Transformations

When should I use a DuckDB transformation?

Understand what a DuckDB transformation is in Keboola, why it is fast and cost-effective for small-to-medium analytics, and when to choose it over Snowflake.

A DuckDB transformation runs your SQL in DuckDB, an in-process analytical (OLAP) database, while Keboola maps data to and from Storage. This page explains what that means and when DuckDB is the right choice. To build one, follow the how-to; for all settings, see the reference.

What it is

DuckDB runs in-process — there is no external database server to provision. It uses columnar storage optimized for analytical queries, runs independent scripts within a block in parallel (with automatic dependency analysis), and ships a rich SQL dialect with modern conveniences. For Keboola that makes it a fast, low-overhead, cost-effective backend for small-to-medium analytics.

Like every transformation, it works on an isolated copy of your data: input mapping stages your Storage tables, your SQL runs against them, and output mapping writes results back.

Why DuckDB

In-process execution — no warehouse to spin up; low overhead and fast startup.
Columnar + parallel — efficient on analytical (SELECT-heavy) workloads.
Cost-effective — a cheaper alternative to cloud warehouses for datasets up to a few terabytes.
Rich SQL — quality-of-life extensions (GROUP BY ALL, EXCLUDE, ASOF JOIN, SUMMARIZE); see the reference.

When to use DuckDB vs. Snowflake

Choose DuckDB for

Ad-hoc analysis and small-to-medium datasets (under a few TB)
Rapid prototyping, development, and testing
Projects with limited budgets

Choose Snowflake for

Very large datasets (TB+) and complex enterprise workloads
Sharing a warehouse across multiple processes
Maximum scalability and Snowflake-specific features

Migrating existing Snowflake transformations? See the Snowflake to DuckDB migration guide.

What DuckDB is not

DuckDB is an OLAP database optimized for SELECT and analytical queries. Avoid workflows with frequent INSERT/UPDATE operations — for transactional workloads, use a different backend such as Snowflake.

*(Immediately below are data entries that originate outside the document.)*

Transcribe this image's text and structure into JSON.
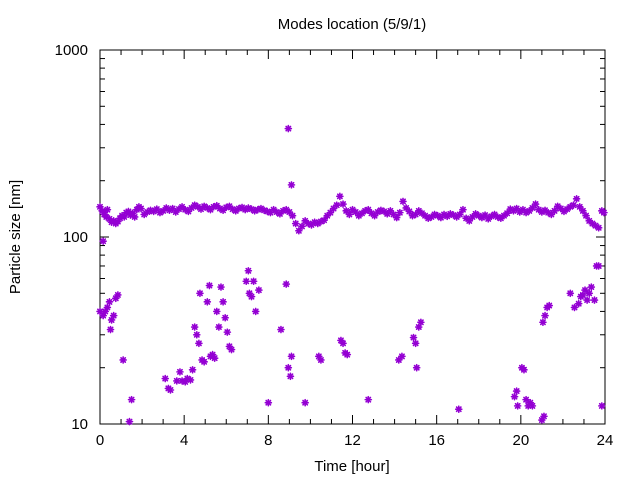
{
  "chart_data": {
    "type": "scatter",
    "title": "Modes location (5/9/1)",
    "xlabel": "Time [hour]",
    "ylabel": "Particle size [nm]",
    "xlim": [
      0,
      24
    ],
    "ylim": [
      10,
      1000
    ],
    "yscale": "log",
    "grid": false,
    "legend": "none",
    "marker_color": "#9400d3",
    "x_ticks": [
      0,
      4,
      8,
      12,
      16,
      20,
      24
    ],
    "x_tick_labels": [
      "0",
      "4",
      "8",
      "12",
      "16",
      "20",
      "24"
    ],
    "y_ticks": [
      10,
      100,
      1000
    ],
    "y_tick_labels": [
      "10",
      "100",
      "1000"
    ],
    "series": [
      {
        "points": [
          [
            0.0,
            145
          ],
          [
            0.1,
            138
          ],
          [
            0.2,
            132
          ],
          [
            0.3,
            128
          ],
          [
            0.35,
            140
          ],
          [
            0.45,
            125
          ],
          [
            0.55,
            120
          ],
          [
            0.65,
            122
          ],
          [
            0.75,
            118
          ],
          [
            0.85,
            121
          ],
          [
            0.95,
            126
          ],
          [
            1.05,
            130
          ],
          [
            1.15,
            128
          ],
          [
            1.25,
            135
          ],
          [
            1.35,
            137
          ],
          [
            1.45,
            131
          ],
          [
            1.55,
            134
          ],
          [
            1.65,
            128
          ],
          [
            1.75,
            140
          ],
          [
            1.85,
            145
          ],
          [
            1.95,
            142
          ],
          [
            2.1,
            132
          ],
          [
            2.25,
            136
          ],
          [
            2.4,
            139
          ],
          [
            2.55,
            137
          ],
          [
            2.7,
            141
          ],
          [
            2.85,
            135
          ],
          [
            3.0,
            138
          ],
          [
            3.15,
            143
          ],
          [
            3.3,
            139
          ],
          [
            3.45,
            142
          ],
          [
            3.6,
            136
          ],
          [
            3.75,
            141
          ],
          [
            3.9,
            145
          ],
          [
            4.05,
            140
          ],
          [
            4.2,
            137
          ],
          [
            4.35,
            143
          ],
          [
            4.5,
            148
          ],
          [
            4.65,
            145
          ],
          [
            4.8,
            141
          ],
          [
            4.95,
            146
          ],
          [
            5.1,
            143
          ],
          [
            5.25,
            140
          ],
          [
            5.4,
            145
          ],
          [
            5.55,
            147
          ],
          [
            5.7,
            142
          ],
          [
            5.85,
            139
          ],
          [
            6.0,
            144
          ],
          [
            6.15,
            146
          ],
          [
            6.3,
            141
          ],
          [
            6.45,
            138
          ],
          [
            6.6,
            142
          ],
          [
            6.75,
            144
          ],
          [
            6.9,
            140
          ],
          [
            7.05,
            143
          ],
          [
            7.2,
            141
          ],
          [
            7.35,
            138
          ],
          [
            7.5,
            140
          ],
          [
            7.65,
            142
          ],
          [
            7.8,
            139
          ],
          [
            7.95,
            137
          ],
          [
            8.1,
            135
          ],
          [
            8.25,
            140
          ],
          [
            8.4,
            136
          ],
          [
            8.55,
            133
          ],
          [
            8.7,
            138
          ],
          [
            8.85,
            140
          ],
          [
            9.0,
            136
          ],
          [
            9.15,
            130
          ],
          [
            9.3,
            118
          ],
          [
            9.45,
            108
          ],
          [
            9.6,
            114
          ],
          [
            9.75,
            122
          ],
          [
            9.9,
            118
          ],
          [
            10.05,
            116
          ],
          [
            10.2,
            120
          ],
          [
            10.35,
            118
          ],
          [
            10.5,
            121
          ],
          [
            10.65,
            123
          ],
          [
            10.8,
            130
          ],
          [
            10.95,
            135
          ],
          [
            11.1,
            142
          ],
          [
            11.25,
            148
          ],
          [
            11.4,
            165
          ],
          [
            11.55,
            150
          ],
          [
            11.7,
            138
          ],
          [
            11.85,
            132
          ],
          [
            12.0,
            140
          ],
          [
            12.15,
            136
          ],
          [
            12.3,
            130
          ],
          [
            12.45,
            134
          ],
          [
            12.6,
            138
          ],
          [
            12.75,
            140
          ],
          [
            12.9,
            134
          ],
          [
            13.05,
            130
          ],
          [
            13.2,
            136
          ],
          [
            13.35,
            139
          ],
          [
            13.5,
            137
          ],
          [
            13.65,
            133
          ],
          [
            13.8,
            138
          ],
          [
            13.95,
            132
          ],
          [
            14.1,
            127
          ],
          [
            14.25,
            135
          ],
          [
            14.4,
            155
          ],
          [
            14.55,
            143
          ],
          [
            14.7,
            137
          ],
          [
            14.85,
            130
          ],
          [
            15.0,
            132
          ],
          [
            15.15,
            138
          ],
          [
            15.3,
            134
          ],
          [
            15.45,
            130
          ],
          [
            15.6,
            126
          ],
          [
            15.75,
            128
          ],
          [
            15.9,
            132
          ],
          [
            16.05,
            130
          ],
          [
            16.2,
            127
          ],
          [
            16.35,
            132
          ],
          [
            16.5,
            129
          ],
          [
            16.65,
            133
          ],
          [
            16.8,
            131
          ],
          [
            16.95,
            128
          ],
          [
            17.1,
            132
          ],
          [
            17.25,
            140
          ],
          [
            17.4,
            126
          ],
          [
            17.55,
            122
          ],
          [
            17.7,
            128
          ],
          [
            17.85,
            133
          ],
          [
            18.0,
            130
          ],
          [
            18.15,
            127
          ],
          [
            18.3,
            131
          ],
          [
            18.45,
            125
          ],
          [
            18.6,
            129
          ],
          [
            18.75,
            132
          ],
          [
            18.9,
            128
          ],
          [
            19.05,
            126
          ],
          [
            19.2,
            130
          ],
          [
            19.35,
            134
          ],
          [
            19.5,
            141
          ],
          [
            19.65,
            138
          ],
          [
            19.8,
            142
          ],
          [
            19.95,
            136
          ],
          [
            20.1,
            140
          ],
          [
            20.25,
            135
          ],
          [
            20.4,
            138
          ],
          [
            20.55,
            143
          ],
          [
            20.7,
            150
          ],
          [
            20.85,
            140
          ],
          [
            21.0,
            136
          ],
          [
            21.15,
            139
          ],
          [
            21.3,
            135
          ],
          [
            21.45,
            132
          ],
          [
            21.6,
            138
          ],
          [
            21.75,
            146
          ],
          [
            21.9,
            142
          ],
          [
            22.05,
            137
          ],
          [
            22.2,
            141
          ],
          [
            22.35,
            145
          ],
          [
            22.5,
            148
          ],
          [
            22.65,
            160
          ],
          [
            22.8,
            145
          ],
          [
            22.95,
            138
          ],
          [
            23.1,
            130
          ],
          [
            23.25,
            122
          ],
          [
            23.4,
            118
          ],
          [
            23.55,
            115
          ],
          [
            23.7,
            112
          ],
          [
            23.85,
            138
          ],
          [
            23.95,
            135
          ],
          [
            0.15,
            95
          ],
          [
            8.95,
            380
          ],
          [
            9.1,
            190
          ],
          [
            1.4,
            10.3
          ],
          [
            21.0,
            10.5
          ],
          [
            21.1,
            11.0
          ],
          [
            0.0,
            40
          ],
          [
            0.15,
            38
          ],
          [
            0.25,
            40
          ],
          [
            0.35,
            42
          ],
          [
            0.45,
            45
          ],
          [
            0.5,
            32
          ],
          [
            0.55,
            36
          ],
          [
            0.65,
            38
          ],
          [
            0.75,
            47
          ],
          [
            0.85,
            49
          ],
          [
            1.1,
            22
          ],
          [
            1.5,
            13.5
          ],
          [
            3.1,
            17.5
          ],
          [
            3.25,
            15.5
          ],
          [
            3.35,
            15.2
          ],
          [
            3.65,
            17
          ],
          [
            3.8,
            19
          ],
          [
            3.9,
            17
          ],
          [
            4.05,
            16.8
          ],
          [
            4.15,
            17.5
          ],
          [
            4.3,
            17.2
          ],
          [
            4.4,
            19.5
          ],
          [
            4.5,
            33
          ],
          [
            4.6,
            30
          ],
          [
            4.7,
            27
          ],
          [
            4.75,
            50
          ],
          [
            4.85,
            22
          ],
          [
            4.95,
            21.5
          ],
          [
            5.1,
            45
          ],
          [
            5.2,
            55
          ],
          [
            5.25,
            23
          ],
          [
            5.35,
            23.5
          ],
          [
            5.45,
            22.5
          ],
          [
            5.55,
            40
          ],
          [
            5.65,
            33
          ],
          [
            5.75,
            54
          ],
          [
            5.85,
            45
          ],
          [
            5.95,
            37
          ],
          [
            6.05,
            31
          ],
          [
            6.15,
            26
          ],
          [
            6.25,
            25
          ],
          [
            6.95,
            58
          ],
          [
            7.05,
            66
          ],
          [
            7.1,
            50
          ],
          [
            7.2,
            48
          ],
          [
            7.3,
            58
          ],
          [
            7.4,
            40
          ],
          [
            7.55,
            52
          ],
          [
            8.0,
            13
          ],
          [
            8.6,
            32
          ],
          [
            8.85,
            56
          ],
          [
            8.95,
            20
          ],
          [
            9.05,
            18
          ],
          [
            9.1,
            23
          ],
          [
            9.75,
            13
          ],
          [
            10.4,
            23
          ],
          [
            10.5,
            22
          ],
          [
            11.45,
            28
          ],
          [
            11.55,
            27
          ],
          [
            11.65,
            24
          ],
          [
            11.75,
            23.5
          ],
          [
            12.75,
            13.5
          ],
          [
            14.2,
            22
          ],
          [
            14.35,
            23
          ],
          [
            14.9,
            29
          ],
          [
            15.0,
            27
          ],
          [
            15.05,
            20
          ],
          [
            15.15,
            33
          ],
          [
            15.25,
            35
          ],
          [
            17.05,
            12
          ],
          [
            19.7,
            14
          ],
          [
            19.8,
            15
          ],
          [
            19.85,
            12.5
          ],
          [
            20.05,
            20
          ],
          [
            20.15,
            19.5
          ],
          [
            20.25,
            13.5
          ],
          [
            20.35,
            12.5
          ],
          [
            20.45,
            13
          ],
          [
            20.55,
            12.5
          ],
          [
            21.05,
            35
          ],
          [
            21.15,
            38
          ],
          [
            21.25,
            42
          ],
          [
            21.35,
            43
          ],
          [
            22.35,
            50
          ],
          [
            22.55,
            42
          ],
          [
            22.75,
            44
          ],
          [
            22.85,
            48
          ],
          [
            22.95,
            49
          ],
          [
            23.05,
            52
          ],
          [
            23.15,
            46
          ],
          [
            23.25,
            50
          ],
          [
            23.35,
            54
          ],
          [
            23.5,
            46
          ],
          [
            23.6,
            70
          ],
          [
            23.7,
            70
          ],
          [
            23.85,
            12.5
          ]
        ]
      }
    ]
  }
}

Designing maintainable transformations

Split complex transformations into smaller steps, each producing one output table.
Use consistent naming for output tables (for example, stg_customers, fact_orders, dim_products).
Document non-obvious business logic directly in the SQL.

Because scripts within a block run in parallel based on a dependency graph, organizing logic into clear blocks lets the engine optimize execution for you — see block-based orchestration.